2.5. Statistics and Analysis of Data

Statistical analyses were performed using SPSS 27.0 (IBM Corp., Armonk, NY, USA). Meat color (L*, a*, b*), pH, shear force, water loss rate, drip loss, storage loss, proximate composition (moisture, crude protein, crude fat and ash), amino acid composition, fatty acid composition, TVB–N values, e-nose sensor responses and sensory evaluation scores were analyzed by one-way analysis of variance (ANOVA), with dietary treatment as the main effect. For each trait, the value used for analysis was the mean of three technical replicates per chicken, and the chicken served as the experimental unit (n = 5 chickens per treatment). When the ANOVA indicated significant differences among treatments (p < 0.05), Duncan’s multiple range test was used to separate means. Data are presented as means ± SEM. Graphical representations were generated using GraphPad Prism 9.0 (GraphPad Software, San Diego, CA, USA) and Origin 2019 (OriginLab Corp., Northampton, MA, USA). Principal component analysis (PCA) of the electronic-nose sensor response data was performed in Origin 2019 after mean-centering and scaling the variables to unit variance, and the resulting principal components were used to visualize overall differences among dietary treatments.

3. Results

3.1. Sensory Evaluation of Meat Quality of Yellow-Feathered Broilers at Different Doses of SBE

For the sensory evaluation, only those attributes that showed significant differences among the experimental groups are presented in Figure 2. The complete dataset for all sensory attributes evaluated is provided in Supplementary Table S1. The results indicated that the umami score of the SBE–supplementation groups at 50, 300, and 400 mg/kg was significantly higher than that of the Blank group (p < 0.05; Figure 2A). The odor score of the SBE–50 group was significantly higher than that of the SBE–200 group (p < 0.05; Figure 2B), the tenderness score of the SBE–200 and SBE–400 groups was higher than that of the SBE–50 group (p < 0.05; Figure 2C), and the remaining attributes showed no significant differences (Table S1).

3.2. Study on the Effect of Different Doses of SBE on Volatile Components of Yellow-Feather Broilers Analyzed Based on E-Nose Technology

PCA of chicken breast meat (Figure 3A) showed that PC1 and PC2 together explained 82.8% of the variance (PC1, 60.6%; PC2, 22.2%), indicating that the model effectively captured the flavor differences between samples.

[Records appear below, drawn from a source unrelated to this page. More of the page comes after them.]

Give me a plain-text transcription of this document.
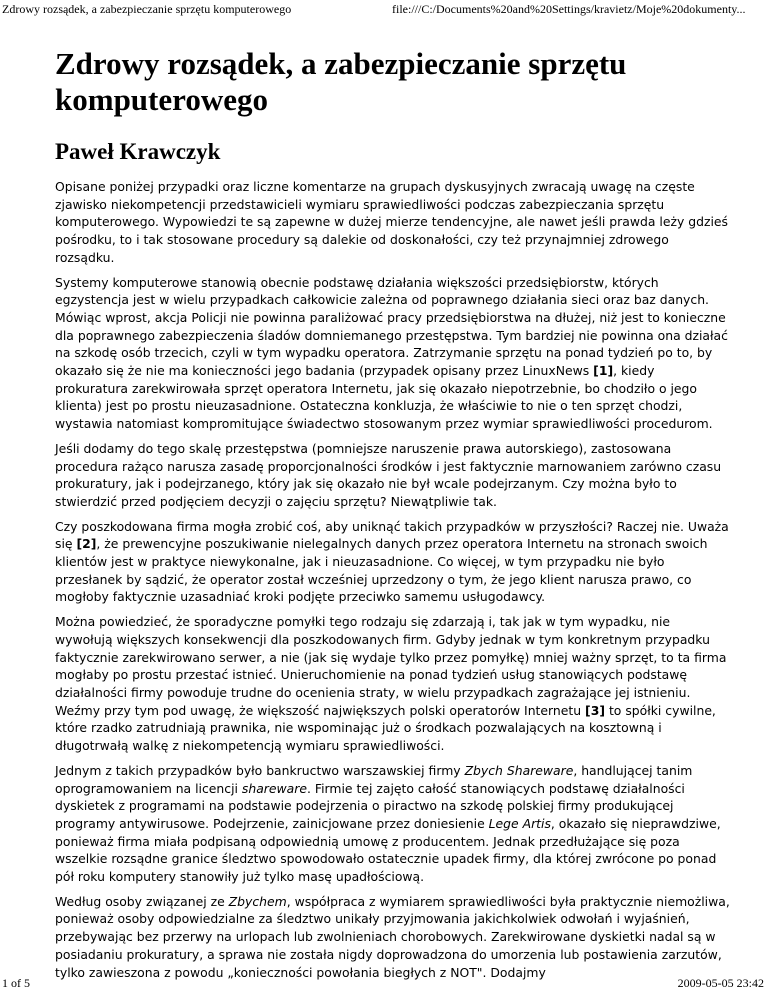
Zdrowy rozsądek, a zabezpieczanie sprzętu komputerowego	file:///C:/Documents%20and%20Settings/kravietz/Moje%20dokumenty...
Zdrowy rozsądek, a zabezpieczanie sprzętu komputerowego
Paweł Krawczyk

Opisane poniżej przypadki oraz liczne komentarze na grupach dyskusyjnych zwracają uwagę na częste zjawisko niekompetencji przedstawicieli wymiaru sprawiedliwości podczas zabezpieczania sprzętu komputerowego. Wypowiedzi te są zapewne w dużej mierze tendencyjne, ale nawet jeśli prawda leży gdzieś pośrodku, to i tak stosowane procedury są dalekie od doskonałości, czy też przynajmniej zdrowego rozsądku.

Systemy komputerowe stanowią obecnie podstawę działania większości przedsiębiorstw, których egzystencja jest w wielu przypadkach całkowicie zależna od poprawnego działania sieci oraz baz danych. Mówiąc wprost, akcja Policji nie powinna paraliżować pracy przedsiębiorstwa na dłużej, niż jest to konieczne dla poprawnego zabezpieczenia śladów domniemanego przestępstwa. Tym bardziej nie powinna ona działać na szkodę osób trzecich, czyli w tym wypadku operatora. Zatrzymanie sprzętu na ponad tydzień po to, by okazało się że nie ma konieczności jego badania (przypadek opisany przez LinuxNews [1], kiedy prokuratura zarekwirowała sprzęt operatora Internetu, jak się okazało niepotrzebnie, bo chodziło o jego klienta) jest po prostu nieuzasadnione. Ostateczna konkluzja, że właściwie to nie o ten sprzęt chodzi, wystawia natomiast kompromitujące świadectwo stosowanym przez wymiar sprawiedliwości procedurom.

Jeśli dodamy do tego skalę przestępstwa (pomniejsze naruszenie prawa autorskiego), zastosowana procedura rażąco narusza zasadę proporcjonalności środków i jest faktycznie marnowaniem zarówno czasu prokuratury, jak i podejrzanego, który jak się okazało nie był wcale podejrzanym. Czy można było to stwierdzić przed podjęciem decyzji o zajęciu sprzętu? Niewątpliwie tak.

Czy poszkodowana firma mogła zrobić coś, aby uniknąć takich przypadków w przyszłości? Raczej nie. Uważa się [2], że prewencyjne poszukiwanie nielegalnych danych przez operatora Internetu na stronach swoich klientów jest w praktyce niewykonalne, jak i nieuzasadnione. Co więcej, w tym przypadku nie było przesłanek by sądzić, że operator został wcześniej uprzedzony o tym, że jego klient narusza prawo, co mogłoby faktycznie uzasadniać kroki podjęte przeciwko samemu usługodawcy.

Można powiedzieć, że sporadyczne pomyłki tego rodzaju się zdarzają i, tak jak w tym wypadku, nie wywołują większych konsekwencji dla poszkodowanych firm. Gdyby jednak w tym konkretnym przypadku faktycznie zarekwirowano serwer, a nie (jak się wydaje tylko przez pomyłkę) mniej ważny sprzęt, to ta firma mogłaby po prostu przestać istnieć. Unieruchomienie na ponad tydzień usług stanowiących podstawę działalności firmy powoduje trudne do ocenienia straty, w wielu przypadkach zagrażające jej istnieniu. Weźmy przy tym pod uwagę, że większość największych polski operatorów Internetu [3] to spółki cywilne, które rzadko zatrudniają prawnika, nie wspominając już o środkach pozwalających na kosztowną i długotrwałą walkę z niekompetencją wymiaru sprawiedliwości.

Jednym z takich przypadków było bankructwo warszawskiej firmy Zbych Shareware, handlującej tanim oprogramowaniem na licencji shareware. Firmie tej zajęto całość stanowiących podstawę działalności dyskietek z programami na podstawie podejrzenia o piractwo na szkodę polskiej firmy produkującej programy antywirusowe. Podejrzenie, zainicjowane przez doniesienie Lege Artis, okazało się nieprawdziwe, ponieważ firma miała podpisaną odpowiednią umowę z producentem. Jednak przedłużające się poza wszelkie rozsądne granice śledztwo spowodowało ostatecznie upadek firmy, dla której zwrócone po ponad pół roku komputery stanowiły już tylko masę upadłościową.

Według osoby związanej ze Zbychem, współpraca z wymiarem sprawiedliwości była praktycznie niemożliwa, ponieważ osoby odpowiedzialne za śledztwo unikały przyjmowania jakichkolwiek odwołań i wyjaśnień, przebywając bez przerwy na urlopach lub zwolnieniach chorobowych. Zarekwirowane dyskietki nadal są w posiadaniu prokuratury, a sprawa nie została nigdy doprowadzona do umorzenia lub postawienia zarzutów, tylko zawieszona z powodu „konieczności powołania biegłych z NOT". Dodajmy

1 of 5	2009-05-05 23:42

PCA of thigh meat (Figure 3B) showed that PC1 and PC2 cumulatively explained 87.3% of the variance (PC1, 73.2%; PC2, 14.1%), indicating that the model effectively captured the flavor differences in thigh meat.

Figure 4 presents radar plots of electronic-nose sensor response patterns (G/G₀) for breast (Figure 4A) and thigh (Figure 4B) meat, comparing the Blank and SBE–300 groups. The complete sensor response data for all dietary treatments are summarized in Supplementary Table S2. For breast meat (Figure 4A, Table S2), W1C and W3C responses in SBE–50 to SBE–300 were significantly higher than in the Blank and SBE–400 groups (p < 0.05), whereas W1S and W5S responses in SBE–50 to SBE–300 were significantly lower than in the Blank and SBE–400 groups (p < 0.05). In SBE–100 to SBE–400 groups, W1S and W5S responses were significantly lower than in the Blank group (p < 0.05). SBE–100 to SBE–400 groups had significantly higher W6S and W5C responses than the Blank group (p < 0.05). In addition, the SBE–200 and SBE–400 groups had significantly higher responses for W2S than the Blank group (p < 0.05), and the SBE–400 group had significantly higher responses for W1W than the other SBE–supplementation groups (p < 0.05). For thigh meat (Figure 4B, Table S2), W1C, W3C, and W5C responses were significantly higher in SBE–100 to SBE–400 than in SBE–50 and the Blank group (p < 0.05); W5S responses were significantly higher in SBE–200, SBE–300, and SBE–400 (p < 0.05), whereas W1S responses were significantly lower than in SBE–50 and the Blank group (p < 0.05).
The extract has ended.